Practice test review

Either way, you should absolutely consult with them prior to taking the test. Even if their memory is a little rusty, these experienced professionals will certainly be able to steer you in the right direction and ensure that you are adequately prepared for the mathematics portion of the Praxis.

If you're taking the Praxis to gain entry into such an academic program, you can still use resources from schools that provide review materials and study guides. Many institutions, such as Marian University, post helpful information about Praxis math problems that can be accessed by anyone, student or otherwise.

Go to the Source

When it comes to study guides and preparation tools, who better to provide insider information than the very people who design the test?

ETS is notoriously generous when it comes to test prep, as evidenced by the copious amounts of materials provided to students studying for the Praxis. Help for the math portion can be found on this page. Even better, these guides and tools are provided free of charge.

Practice, Practice, Practice

As the old saying goes, 'practice makes perfect.' This is especially true when it comes to preparing for the Praxis. By taking a practice test, you can gauge your knowledge and become familiar with the test's layout and style.

Standardized test

Practice tests do much more than just make you comfortable with the format and structure. After taking the practice exam, be sure to diligently review your scores. What areas did you breeze through without any trouble? Where did you struggle? Was there anything that completely blindsided you? Go over your test results with a professor or adviser to identify your weaknesses, then get to work shoring up these deficiencies.

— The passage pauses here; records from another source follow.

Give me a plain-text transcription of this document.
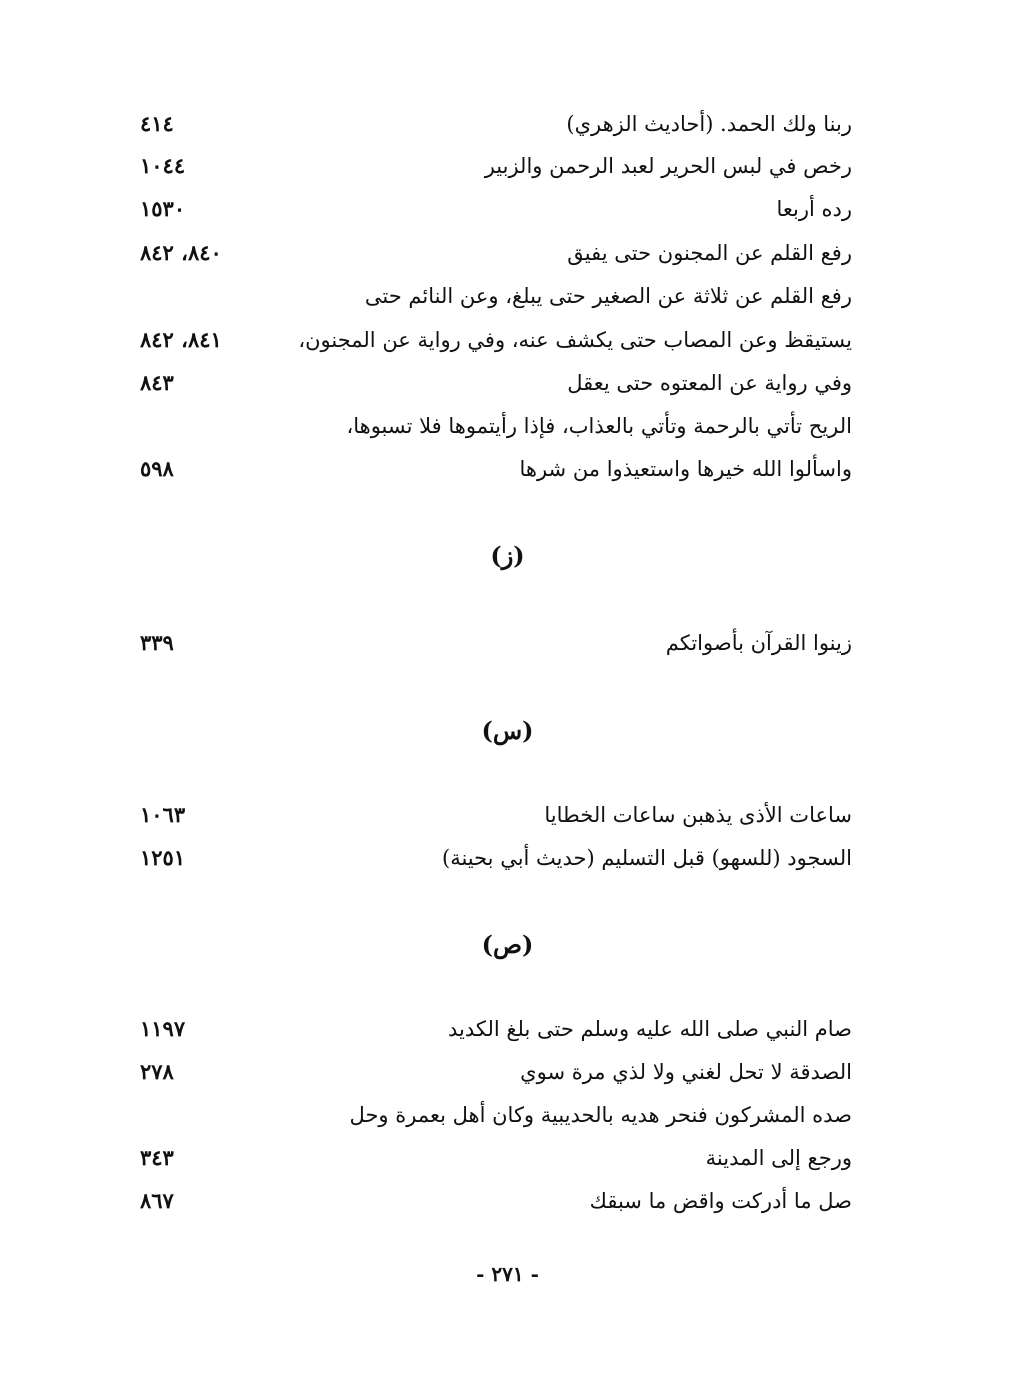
ربنا ولك الحمد. (أحاديث الزهري)
٤١٤
رخص في لبس الحرير لعبد الرحمن والزبير
١٠٤٤
رده أربعا
١٥٣٠
رفع القلم عن المجنون حتى يفيق
٨٤٠، ٨٤٢
رفع القلم عن ثلاثة عن الصغير حتى يبلغ، وعن النائم حتى
يستيقظ وعن المصاب حتى يكشف عنه، وفي رواية عن المجنون،
٨٤١، ٨٤٢
وفي رواية عن المعتوه حتى يعقل
٨٤٣
الريح تأتي بالرحمة وتأتي بالعذاب، فإذا رأيتموها فلا تسبوها،
واسألوا الله خيرها واستعيذوا من شرها
٥٩٨
(ز)
زينوا القرآن بأصواتكم
٣٣٩
(س)
ساعات الأذى يذهبن ساعات الخطايا
١٠٦٣
السجود (للسهو) قبل التسليم (حديث أبي بحينة)
١٢٥١
(ص)
صام النبي صلى الله عليه وسلم حتى بلغ الكديد
١١٩٧
الصدقة لا تحل لغني ولا لذي مرة سوي
٢٧٨
صده المشركون فنحر هديه بالحديبية وكان أهل بعمرة وحل
ورجع إلى المدينة
٣٤٣
صل ما أدركت واقض ما سبقك
٨٦٧
- ٢٧١ -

Use Traditional Strategies

Though the Praxis may seem like an especially daunting exam, remember that at the end of the day, it's just another test. As such, you can (and should!) use the same conventional studying habits and methods that worked for every other test that you've taken up to this point. In addition to any tricks that you already know, here are a few strategies and tips that might help you out:

  • Form a study group: Preparing with your friends and peers poses two immediate benefits: studying becomes more enjoyable, and you have instant access to a panel of people who can answer your questions. Depending on your study style, working in groups can break up the drudgery of endless reviewing and make studying fun. It's also extremely beneficial if you're having trouble, as you're guaranteed to have three or four other people to help you with any questions or issues.

Study group

  • Stay healthy: Your physical well-being plays just as big a role as anything else when test day comes around. You don't need to be in prime physical condition, but don't underestimate the value of a good night's sleep and a high-protein breakfast. Showing up to the test feeling healthy and refreshed allows you to focus on the task at hand.
  • Avoid cramming: A little last-minute studying is to be expected, but marathon sessions the day before the exam can actually be counter-productive when it comes to retaining information. Studies have shown that it's much easier and more effective to study in short, 20-50 minute sessions. Use your break time to recharge mentally and physically: go for a walk or take a short nap to refresh your body and mind.
  • Change things up: By constantly disrupting your routine, you can 'trick' your brain into working better. According to the New York Times, subjects who studied in different locations performed better on memory tests than those who stayed in one place. Instead of going to your favorite corner of the library, try reviewing content in your room or a nearby coffee shop.
  • Relax (as much as you can): Though being nervous is only natural, staying calm and cool will help you focus and avoid panic. Arrive to the testing site early to reduce any anxiety about finding your seat, take deep breaths when you need to, and don't worry about how fast or slow other people seem to be working. Above all else, stay positive. You're smart, and you've worked hard to get ready. Don't let any doubts distract you; you've got this!